On April 5, 1968, Jane Elliott, an Iowa third-grade teacher, conducted an experiment intended to inform her students what it was like to be non-white in America.
Elliott staged a world in which her radical view of race relations in the country was produced within her class of white students.
Brown-eyed students were collared, ostracized, insulted, and bullied by their teacher and the blue-eyed students. Then the process was reversed, and blue-eyed students became the targets.
Elliot’s intention was to parallel the operation of racial inequality in American society and thereby counteract and eliminate the prejudice undergirding it.
But research on the efficacy of Elliott’s method at reducing the propensity of children to play the deeply ingrained game of in-group/out-group has shown no conclusive results.
Some studies show incremental reduction of attitudes of preference for racial in-group and distance from some out-groups, while others find very little or no change from baseline attitudes, and still others indicate that diversity re-education may simply encourage whites to emphasize their own hardships to avoid classification in the dominant group.
Elliott quickly adapted her experiment for adults, and the level of psychic bullying was significantly amplified with the older subjects. Any of the several films of these experiments (The Eye of the Storm; A Class Divided; How Racist Are You?) can instructively be consulted for evidence of the sharp cruelty at the origin of the diversity training ritual.
If the goal is simply to ridicule whites, then Elliott’s method is adequate to the task.
But her assumption, and that of her disciples, is that this training will reduce discriminatory behavior, foster cooperation across groups, and advance the work of educational institutions to produce and disseminate knowledge.
Alas, there is little evidence to support those claims.

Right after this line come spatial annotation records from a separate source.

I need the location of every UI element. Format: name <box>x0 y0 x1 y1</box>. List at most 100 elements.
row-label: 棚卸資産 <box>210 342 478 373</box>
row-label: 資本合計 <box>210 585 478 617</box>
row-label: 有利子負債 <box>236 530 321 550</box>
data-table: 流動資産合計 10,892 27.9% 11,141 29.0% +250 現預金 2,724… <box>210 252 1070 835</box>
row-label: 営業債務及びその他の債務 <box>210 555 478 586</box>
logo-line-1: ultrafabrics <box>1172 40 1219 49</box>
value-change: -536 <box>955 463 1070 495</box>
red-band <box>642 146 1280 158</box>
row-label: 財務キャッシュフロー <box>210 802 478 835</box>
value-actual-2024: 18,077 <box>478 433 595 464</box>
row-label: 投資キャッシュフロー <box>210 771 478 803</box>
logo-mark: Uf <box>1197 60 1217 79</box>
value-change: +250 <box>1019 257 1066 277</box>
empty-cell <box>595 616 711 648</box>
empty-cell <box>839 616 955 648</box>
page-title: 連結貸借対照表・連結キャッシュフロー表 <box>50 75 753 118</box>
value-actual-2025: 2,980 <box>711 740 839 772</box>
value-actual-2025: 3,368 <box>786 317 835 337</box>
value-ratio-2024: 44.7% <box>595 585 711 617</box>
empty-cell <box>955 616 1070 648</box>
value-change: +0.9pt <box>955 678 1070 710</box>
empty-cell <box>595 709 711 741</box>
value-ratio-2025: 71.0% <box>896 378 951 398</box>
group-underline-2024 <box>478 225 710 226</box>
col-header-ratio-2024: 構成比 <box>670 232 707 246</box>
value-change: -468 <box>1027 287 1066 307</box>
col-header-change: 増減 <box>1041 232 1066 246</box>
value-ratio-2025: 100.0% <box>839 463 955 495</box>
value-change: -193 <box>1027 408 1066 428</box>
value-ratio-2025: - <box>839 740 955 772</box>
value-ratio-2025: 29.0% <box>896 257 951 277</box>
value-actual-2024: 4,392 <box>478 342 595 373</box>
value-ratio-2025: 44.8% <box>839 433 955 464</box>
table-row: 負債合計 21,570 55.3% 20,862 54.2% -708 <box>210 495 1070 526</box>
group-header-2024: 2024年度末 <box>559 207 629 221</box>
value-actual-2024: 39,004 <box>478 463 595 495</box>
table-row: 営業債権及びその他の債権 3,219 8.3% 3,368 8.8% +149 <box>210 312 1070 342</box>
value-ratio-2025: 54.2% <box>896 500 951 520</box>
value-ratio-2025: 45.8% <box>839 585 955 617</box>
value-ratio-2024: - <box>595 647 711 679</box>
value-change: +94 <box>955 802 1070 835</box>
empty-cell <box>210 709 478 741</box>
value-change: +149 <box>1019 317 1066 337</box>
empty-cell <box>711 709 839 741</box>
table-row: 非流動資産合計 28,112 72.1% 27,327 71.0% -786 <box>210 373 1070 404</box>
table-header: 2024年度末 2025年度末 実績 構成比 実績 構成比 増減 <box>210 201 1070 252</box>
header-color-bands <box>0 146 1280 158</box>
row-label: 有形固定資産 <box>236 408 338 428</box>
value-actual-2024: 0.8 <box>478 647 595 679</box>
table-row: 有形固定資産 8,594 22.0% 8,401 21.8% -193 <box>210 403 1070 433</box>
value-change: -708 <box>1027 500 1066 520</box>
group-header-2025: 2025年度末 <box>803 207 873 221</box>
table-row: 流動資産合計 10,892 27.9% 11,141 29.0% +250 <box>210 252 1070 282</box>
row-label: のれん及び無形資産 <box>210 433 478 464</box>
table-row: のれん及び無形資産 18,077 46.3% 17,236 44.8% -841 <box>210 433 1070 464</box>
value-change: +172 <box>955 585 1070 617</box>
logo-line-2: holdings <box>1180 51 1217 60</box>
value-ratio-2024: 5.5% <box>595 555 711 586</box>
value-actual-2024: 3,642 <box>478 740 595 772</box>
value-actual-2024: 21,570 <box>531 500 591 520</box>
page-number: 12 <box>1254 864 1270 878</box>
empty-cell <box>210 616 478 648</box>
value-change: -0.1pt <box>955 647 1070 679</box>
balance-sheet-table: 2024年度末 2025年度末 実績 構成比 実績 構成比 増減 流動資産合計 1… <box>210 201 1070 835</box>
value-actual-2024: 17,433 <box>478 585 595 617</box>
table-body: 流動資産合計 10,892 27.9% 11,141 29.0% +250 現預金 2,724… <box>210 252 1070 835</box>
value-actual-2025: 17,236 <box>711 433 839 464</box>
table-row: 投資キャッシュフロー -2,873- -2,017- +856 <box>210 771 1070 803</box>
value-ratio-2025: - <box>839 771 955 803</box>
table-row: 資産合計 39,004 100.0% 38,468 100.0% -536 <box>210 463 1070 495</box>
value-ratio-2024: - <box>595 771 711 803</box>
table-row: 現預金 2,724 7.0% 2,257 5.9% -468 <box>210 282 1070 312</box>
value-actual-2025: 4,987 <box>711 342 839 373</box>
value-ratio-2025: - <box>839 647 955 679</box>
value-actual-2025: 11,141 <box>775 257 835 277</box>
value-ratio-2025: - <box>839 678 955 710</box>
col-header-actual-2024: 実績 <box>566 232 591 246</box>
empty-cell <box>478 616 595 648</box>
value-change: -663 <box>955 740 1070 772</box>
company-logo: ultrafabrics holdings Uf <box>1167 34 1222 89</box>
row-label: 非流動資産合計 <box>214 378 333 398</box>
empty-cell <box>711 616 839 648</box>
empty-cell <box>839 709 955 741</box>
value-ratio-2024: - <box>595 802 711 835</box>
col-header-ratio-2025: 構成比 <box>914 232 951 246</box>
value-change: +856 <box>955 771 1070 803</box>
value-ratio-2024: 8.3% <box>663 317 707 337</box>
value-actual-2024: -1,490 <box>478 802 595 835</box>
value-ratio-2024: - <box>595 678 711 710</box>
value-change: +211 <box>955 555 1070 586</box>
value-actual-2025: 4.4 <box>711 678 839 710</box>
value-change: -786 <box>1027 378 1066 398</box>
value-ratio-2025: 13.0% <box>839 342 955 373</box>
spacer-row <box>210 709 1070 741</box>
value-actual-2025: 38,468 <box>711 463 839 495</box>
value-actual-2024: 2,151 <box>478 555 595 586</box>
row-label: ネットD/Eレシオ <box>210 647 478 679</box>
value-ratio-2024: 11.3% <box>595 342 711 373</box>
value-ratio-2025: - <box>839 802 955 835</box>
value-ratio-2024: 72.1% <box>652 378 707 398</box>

Musa al-Gharbi, a fellow in sociology at Columbia, summarizes a great deal of research and concludes here that mandatory diversity training often reinforces any existing biases that people may have and is “demonstrably ineffective or even counterproductive.”
The films of the Elliott experiments reveal the emergence of the Manichaean view on race that has come to dominate elite American culture: Racial identity is everything, individual will and behavior are nothing, and the history of American society is little more than group-based oppression.